Here are some of my homework problems involving quantifiers. My answer is listed below the question. Could someone give me some feedback on whether my answers are correct?

1. Translate the sentence into a symbolic sentence with quantifiers.
a) Some isosceles triangle is a right triangle.
(there exists an x) (x is an isosceles triangle ^ x is a right triangle)
b) No right triangle is isosceles.
(for all x) (x is a right triangle implies x is not isosceles)
c) All people are honest or no one is honest.
(for all x) (x is honest) or (for all x) (x is not honest)
d) Some people are honest and some people are not honest.
(for all x) (x is honest or x is not honest)

2. For each proposition, write a useful denial, and translate it into ordinary English.

a) Not all precious stones are beautiful.
Denial: All precious stones are beautiful.
(for all x) (x is a precious stone implies x is beautiful)
b) No right triangle is isosceles.
Denial: There exists a right triangle which is isosceles.
(there exists x) (x is a right triangle ^ x is isosceles)
c) No one loves everybody.
Denial: someone loves everybody.
(there exists x) (x is a person ^ x loves everybody)
d) Everybody loves someone.
Denial: Everybody does not love someone.
(there exists x) (x is a person ^ x does not love someone)

I'm using the symbology of a backwards E to denote "there exists an x" and an upside down A to denote "for all x."

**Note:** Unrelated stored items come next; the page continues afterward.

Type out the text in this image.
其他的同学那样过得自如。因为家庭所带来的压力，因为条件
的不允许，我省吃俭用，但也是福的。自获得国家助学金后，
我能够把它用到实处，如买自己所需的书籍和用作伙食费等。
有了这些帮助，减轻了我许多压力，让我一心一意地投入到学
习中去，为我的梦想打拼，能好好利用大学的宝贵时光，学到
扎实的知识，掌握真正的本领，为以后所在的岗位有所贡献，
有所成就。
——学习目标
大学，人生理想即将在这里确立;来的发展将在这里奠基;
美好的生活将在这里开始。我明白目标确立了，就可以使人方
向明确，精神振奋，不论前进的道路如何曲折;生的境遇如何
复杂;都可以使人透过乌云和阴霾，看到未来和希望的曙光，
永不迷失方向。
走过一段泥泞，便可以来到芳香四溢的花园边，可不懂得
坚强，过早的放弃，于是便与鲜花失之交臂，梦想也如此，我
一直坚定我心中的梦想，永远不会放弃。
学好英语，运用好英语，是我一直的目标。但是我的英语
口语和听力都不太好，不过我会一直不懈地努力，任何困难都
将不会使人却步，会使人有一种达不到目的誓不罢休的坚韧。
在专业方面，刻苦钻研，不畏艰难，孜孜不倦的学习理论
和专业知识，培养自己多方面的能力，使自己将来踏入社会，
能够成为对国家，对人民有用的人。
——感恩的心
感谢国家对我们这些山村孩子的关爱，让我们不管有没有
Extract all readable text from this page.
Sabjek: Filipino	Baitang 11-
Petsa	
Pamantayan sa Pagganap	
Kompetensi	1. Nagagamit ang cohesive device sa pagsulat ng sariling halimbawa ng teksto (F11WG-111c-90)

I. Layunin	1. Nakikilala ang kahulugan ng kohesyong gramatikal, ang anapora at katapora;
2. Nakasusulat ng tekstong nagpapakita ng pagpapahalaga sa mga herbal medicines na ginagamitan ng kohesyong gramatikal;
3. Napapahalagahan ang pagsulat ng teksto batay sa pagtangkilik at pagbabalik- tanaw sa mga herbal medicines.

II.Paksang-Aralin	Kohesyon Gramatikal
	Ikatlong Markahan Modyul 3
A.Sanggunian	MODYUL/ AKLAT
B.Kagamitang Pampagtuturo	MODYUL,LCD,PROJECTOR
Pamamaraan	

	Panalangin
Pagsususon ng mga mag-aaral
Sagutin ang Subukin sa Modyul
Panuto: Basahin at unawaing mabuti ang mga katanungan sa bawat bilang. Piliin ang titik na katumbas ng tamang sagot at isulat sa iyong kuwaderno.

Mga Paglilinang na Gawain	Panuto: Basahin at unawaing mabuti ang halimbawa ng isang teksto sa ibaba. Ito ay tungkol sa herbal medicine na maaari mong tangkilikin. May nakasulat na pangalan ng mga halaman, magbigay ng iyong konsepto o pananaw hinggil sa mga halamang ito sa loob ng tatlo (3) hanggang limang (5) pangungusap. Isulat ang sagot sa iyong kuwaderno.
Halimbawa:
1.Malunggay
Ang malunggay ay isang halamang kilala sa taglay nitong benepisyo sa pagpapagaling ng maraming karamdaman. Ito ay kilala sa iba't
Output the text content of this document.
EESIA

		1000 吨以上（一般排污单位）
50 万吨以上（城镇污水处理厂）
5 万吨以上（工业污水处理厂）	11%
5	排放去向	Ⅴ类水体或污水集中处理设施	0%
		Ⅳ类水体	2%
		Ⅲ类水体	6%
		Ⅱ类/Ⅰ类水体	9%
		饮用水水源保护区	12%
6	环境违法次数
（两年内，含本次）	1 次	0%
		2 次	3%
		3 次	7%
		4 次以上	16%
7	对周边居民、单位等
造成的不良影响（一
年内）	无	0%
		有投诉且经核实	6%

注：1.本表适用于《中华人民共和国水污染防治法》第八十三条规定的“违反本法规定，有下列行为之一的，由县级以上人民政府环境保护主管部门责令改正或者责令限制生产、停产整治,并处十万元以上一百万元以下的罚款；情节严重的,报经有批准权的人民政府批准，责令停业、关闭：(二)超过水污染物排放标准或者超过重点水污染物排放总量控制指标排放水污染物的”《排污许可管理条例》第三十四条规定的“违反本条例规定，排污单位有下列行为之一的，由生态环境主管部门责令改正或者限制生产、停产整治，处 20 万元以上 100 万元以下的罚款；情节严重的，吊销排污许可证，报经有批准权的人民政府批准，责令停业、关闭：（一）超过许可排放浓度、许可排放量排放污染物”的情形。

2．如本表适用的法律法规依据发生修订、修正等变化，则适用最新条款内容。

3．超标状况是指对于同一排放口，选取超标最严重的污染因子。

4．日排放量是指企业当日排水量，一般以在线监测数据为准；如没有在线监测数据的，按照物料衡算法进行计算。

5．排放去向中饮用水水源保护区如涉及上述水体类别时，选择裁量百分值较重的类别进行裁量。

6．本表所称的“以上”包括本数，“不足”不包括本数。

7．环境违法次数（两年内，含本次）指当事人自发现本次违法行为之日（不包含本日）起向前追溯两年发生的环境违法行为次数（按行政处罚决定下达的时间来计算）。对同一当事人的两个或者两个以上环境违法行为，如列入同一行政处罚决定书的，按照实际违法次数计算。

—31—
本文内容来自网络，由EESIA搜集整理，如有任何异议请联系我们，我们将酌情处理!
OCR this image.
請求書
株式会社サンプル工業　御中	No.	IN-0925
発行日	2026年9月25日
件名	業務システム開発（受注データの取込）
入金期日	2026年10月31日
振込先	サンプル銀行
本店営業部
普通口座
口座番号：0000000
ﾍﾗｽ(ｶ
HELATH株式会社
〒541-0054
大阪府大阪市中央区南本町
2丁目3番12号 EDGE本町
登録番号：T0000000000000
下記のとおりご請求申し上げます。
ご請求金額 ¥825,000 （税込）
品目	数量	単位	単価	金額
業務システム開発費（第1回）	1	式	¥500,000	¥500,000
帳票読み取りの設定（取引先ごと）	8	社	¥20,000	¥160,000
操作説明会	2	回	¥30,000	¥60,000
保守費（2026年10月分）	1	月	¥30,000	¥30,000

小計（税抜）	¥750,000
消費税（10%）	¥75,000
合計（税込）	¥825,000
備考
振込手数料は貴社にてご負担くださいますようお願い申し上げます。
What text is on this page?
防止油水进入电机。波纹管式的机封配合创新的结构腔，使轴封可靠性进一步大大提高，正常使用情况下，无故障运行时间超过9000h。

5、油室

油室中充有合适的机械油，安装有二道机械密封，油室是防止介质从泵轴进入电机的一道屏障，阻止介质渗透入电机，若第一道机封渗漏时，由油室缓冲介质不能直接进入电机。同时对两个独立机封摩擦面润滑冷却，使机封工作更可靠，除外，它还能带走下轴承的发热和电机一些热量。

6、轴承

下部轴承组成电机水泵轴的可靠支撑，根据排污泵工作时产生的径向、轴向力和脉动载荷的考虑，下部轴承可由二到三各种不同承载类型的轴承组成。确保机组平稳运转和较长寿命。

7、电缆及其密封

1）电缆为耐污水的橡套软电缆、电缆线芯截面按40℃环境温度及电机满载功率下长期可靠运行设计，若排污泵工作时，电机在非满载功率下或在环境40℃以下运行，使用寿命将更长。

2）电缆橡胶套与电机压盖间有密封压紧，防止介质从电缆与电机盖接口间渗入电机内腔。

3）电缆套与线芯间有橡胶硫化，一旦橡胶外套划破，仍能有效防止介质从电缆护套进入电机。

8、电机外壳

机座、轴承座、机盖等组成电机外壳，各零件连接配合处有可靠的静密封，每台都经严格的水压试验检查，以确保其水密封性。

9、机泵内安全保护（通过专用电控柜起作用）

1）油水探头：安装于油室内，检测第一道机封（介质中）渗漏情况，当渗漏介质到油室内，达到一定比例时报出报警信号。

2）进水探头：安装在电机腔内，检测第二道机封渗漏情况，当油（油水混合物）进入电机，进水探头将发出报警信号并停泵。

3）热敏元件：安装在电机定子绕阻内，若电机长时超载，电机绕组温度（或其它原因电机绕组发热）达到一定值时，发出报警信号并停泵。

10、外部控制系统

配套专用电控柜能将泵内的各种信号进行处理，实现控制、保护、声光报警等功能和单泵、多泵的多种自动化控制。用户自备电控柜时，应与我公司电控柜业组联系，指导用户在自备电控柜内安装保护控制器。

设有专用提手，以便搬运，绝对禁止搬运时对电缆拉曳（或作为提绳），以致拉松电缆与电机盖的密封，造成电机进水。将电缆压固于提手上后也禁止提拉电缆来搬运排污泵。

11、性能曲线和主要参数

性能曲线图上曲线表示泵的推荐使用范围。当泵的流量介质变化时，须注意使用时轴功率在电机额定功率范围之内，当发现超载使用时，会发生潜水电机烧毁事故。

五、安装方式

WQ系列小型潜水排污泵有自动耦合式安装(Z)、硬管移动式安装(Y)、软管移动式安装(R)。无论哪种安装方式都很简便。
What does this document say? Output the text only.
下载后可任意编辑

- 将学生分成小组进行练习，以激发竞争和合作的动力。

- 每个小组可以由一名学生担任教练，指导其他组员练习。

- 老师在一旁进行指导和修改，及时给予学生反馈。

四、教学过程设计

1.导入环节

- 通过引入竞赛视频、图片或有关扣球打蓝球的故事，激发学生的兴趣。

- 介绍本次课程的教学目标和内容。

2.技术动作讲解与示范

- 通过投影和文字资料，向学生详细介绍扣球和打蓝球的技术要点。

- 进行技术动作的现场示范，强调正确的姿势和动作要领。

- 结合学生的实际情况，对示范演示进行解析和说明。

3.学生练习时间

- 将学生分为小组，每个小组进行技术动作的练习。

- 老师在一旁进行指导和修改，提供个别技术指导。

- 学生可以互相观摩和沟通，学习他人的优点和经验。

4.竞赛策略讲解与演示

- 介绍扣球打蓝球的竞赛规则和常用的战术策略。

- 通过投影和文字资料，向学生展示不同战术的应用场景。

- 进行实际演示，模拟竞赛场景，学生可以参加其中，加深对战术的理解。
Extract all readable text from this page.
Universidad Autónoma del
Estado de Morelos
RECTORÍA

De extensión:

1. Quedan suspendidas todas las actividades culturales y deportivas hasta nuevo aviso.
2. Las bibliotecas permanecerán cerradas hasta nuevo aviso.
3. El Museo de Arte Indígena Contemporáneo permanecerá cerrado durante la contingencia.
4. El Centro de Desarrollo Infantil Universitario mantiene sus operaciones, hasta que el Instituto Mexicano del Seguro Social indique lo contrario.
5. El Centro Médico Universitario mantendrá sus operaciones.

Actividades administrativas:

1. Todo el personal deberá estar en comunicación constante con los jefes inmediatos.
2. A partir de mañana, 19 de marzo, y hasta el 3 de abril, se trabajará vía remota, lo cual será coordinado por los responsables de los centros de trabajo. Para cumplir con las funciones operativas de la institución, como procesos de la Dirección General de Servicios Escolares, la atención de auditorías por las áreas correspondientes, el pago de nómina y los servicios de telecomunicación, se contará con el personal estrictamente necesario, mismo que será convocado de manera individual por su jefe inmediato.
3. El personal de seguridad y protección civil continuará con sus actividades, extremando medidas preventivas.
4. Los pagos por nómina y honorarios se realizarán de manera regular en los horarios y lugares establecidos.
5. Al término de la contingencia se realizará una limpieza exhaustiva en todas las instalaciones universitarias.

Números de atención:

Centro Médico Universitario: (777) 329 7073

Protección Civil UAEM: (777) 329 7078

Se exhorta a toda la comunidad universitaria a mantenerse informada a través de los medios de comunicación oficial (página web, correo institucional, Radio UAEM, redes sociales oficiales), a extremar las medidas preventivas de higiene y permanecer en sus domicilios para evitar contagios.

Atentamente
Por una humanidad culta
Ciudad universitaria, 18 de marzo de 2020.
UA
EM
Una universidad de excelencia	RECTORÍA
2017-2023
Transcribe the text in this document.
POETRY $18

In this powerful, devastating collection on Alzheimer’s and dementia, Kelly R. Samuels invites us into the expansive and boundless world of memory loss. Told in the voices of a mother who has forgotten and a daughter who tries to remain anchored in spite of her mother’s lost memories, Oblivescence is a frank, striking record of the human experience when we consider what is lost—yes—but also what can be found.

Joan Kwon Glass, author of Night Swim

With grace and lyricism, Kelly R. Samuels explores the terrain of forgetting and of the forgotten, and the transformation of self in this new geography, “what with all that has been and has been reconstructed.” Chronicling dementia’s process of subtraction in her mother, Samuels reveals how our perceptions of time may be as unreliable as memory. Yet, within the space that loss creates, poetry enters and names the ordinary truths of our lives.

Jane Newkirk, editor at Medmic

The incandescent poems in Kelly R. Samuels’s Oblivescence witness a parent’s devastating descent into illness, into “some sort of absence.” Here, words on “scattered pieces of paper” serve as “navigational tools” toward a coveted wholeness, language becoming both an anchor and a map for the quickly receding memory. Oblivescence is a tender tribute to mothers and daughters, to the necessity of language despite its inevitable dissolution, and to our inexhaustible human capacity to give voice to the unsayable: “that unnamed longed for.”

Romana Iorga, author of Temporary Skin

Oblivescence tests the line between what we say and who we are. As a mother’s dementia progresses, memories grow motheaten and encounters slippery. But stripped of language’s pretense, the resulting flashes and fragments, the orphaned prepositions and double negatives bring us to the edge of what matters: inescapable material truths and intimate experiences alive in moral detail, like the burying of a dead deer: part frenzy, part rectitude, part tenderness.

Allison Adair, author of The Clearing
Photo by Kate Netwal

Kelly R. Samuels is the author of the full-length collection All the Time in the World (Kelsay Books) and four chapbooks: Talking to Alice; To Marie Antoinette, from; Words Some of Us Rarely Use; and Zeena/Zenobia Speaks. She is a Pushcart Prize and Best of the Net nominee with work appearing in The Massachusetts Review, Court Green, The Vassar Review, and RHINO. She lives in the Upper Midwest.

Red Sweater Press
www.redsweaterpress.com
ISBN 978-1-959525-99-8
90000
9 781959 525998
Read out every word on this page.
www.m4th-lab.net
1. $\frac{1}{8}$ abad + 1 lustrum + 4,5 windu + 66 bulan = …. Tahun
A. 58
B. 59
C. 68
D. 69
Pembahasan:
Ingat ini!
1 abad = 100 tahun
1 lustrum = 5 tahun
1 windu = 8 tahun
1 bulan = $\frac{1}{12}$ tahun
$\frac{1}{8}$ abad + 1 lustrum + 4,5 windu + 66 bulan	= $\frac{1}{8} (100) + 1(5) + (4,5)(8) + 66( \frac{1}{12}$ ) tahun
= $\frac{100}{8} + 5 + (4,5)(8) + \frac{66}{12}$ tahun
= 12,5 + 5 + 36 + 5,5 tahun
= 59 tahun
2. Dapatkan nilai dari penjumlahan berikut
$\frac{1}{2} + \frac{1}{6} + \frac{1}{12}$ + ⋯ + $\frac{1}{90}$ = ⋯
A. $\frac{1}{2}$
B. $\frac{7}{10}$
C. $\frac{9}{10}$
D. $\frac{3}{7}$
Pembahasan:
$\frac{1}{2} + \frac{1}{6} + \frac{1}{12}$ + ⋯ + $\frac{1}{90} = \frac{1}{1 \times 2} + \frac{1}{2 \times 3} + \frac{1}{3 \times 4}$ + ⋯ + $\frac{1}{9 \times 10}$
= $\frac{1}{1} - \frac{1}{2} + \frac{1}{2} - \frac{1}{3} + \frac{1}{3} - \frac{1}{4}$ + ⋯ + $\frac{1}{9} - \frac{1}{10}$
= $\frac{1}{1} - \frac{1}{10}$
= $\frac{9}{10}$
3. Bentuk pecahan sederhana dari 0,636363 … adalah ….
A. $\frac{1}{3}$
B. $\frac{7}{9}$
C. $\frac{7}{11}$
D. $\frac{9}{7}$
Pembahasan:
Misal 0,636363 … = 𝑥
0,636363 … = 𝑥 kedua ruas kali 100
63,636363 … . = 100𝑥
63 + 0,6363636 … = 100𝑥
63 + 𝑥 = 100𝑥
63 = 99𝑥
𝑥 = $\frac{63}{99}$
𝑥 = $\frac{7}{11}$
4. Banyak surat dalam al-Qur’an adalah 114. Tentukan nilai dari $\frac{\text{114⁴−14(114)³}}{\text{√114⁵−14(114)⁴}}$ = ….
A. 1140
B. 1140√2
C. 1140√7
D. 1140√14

Can someone tell me if I'm on the right track with these?
Thanks!

 

[HallsofIvy]

Here are some of my homework problems involving quantifiers. My answer is listed below the question. Could someone give me some feedback on whether my answers are correct?

1. Translate the sentence into a symbolic sentence with quantifiers.
a) Some isosceles triangle is a right triangle.
(there exists an x) (x is an isosceles triangle ^ x is a right triangle)
b) No right triangle is isosceles.
(for all x) (x is a right triangle implies x is not isosceles)
c) All people are honest or no one is honest.
(for all x) (x is honest) or (for all x) (x is not honest)
d) Some people are honest and some people are not honest.
(for all x) (x is honest or x is not honest)

a, b, c look okay. d is not correct since it would be true if all people were honest. I would say "(there exist x)(x is honest) and (there exist x)(x is not honest)"

2. For each proposition, write a useful denial, and translate it into ordinary English.

a) Not all precious stones are beautiful.
Denial: All precious stones are beautiful.
(for all x) (x is a precious stone implies x is beautiful)
b) No right triangle is isosceles.
Denial: There exists a right triangle which is isosceles.
(there exists x) (x is a right triangle ^ x is isosceles)
c) No one loves everybody.
Denial: someone loves everybody.
(there exists x) (x is a person ^ x loves everybody)
d) Everybody loves someone.
Denial: Everybody does not love someone.
(there exists x) (x is a person ^ x does not love someone)

I'm using the symbology of a backwards E to denote "there exists an x" and an upside down A to denote "for all x."

Can someone tell me if I'm on the right track with these?
Thanks!

Except for 1 d, you are fine.

 

[M98Ranger]

Your answers look correct to me. Just a small note, the upside-down A is typically used to denote "for all x" and the backwards E is used to denote "there exists an x." So in your translations, you could switch the quantifiers to match the symbols. Other than that, your answers are well done. Keep up the good work!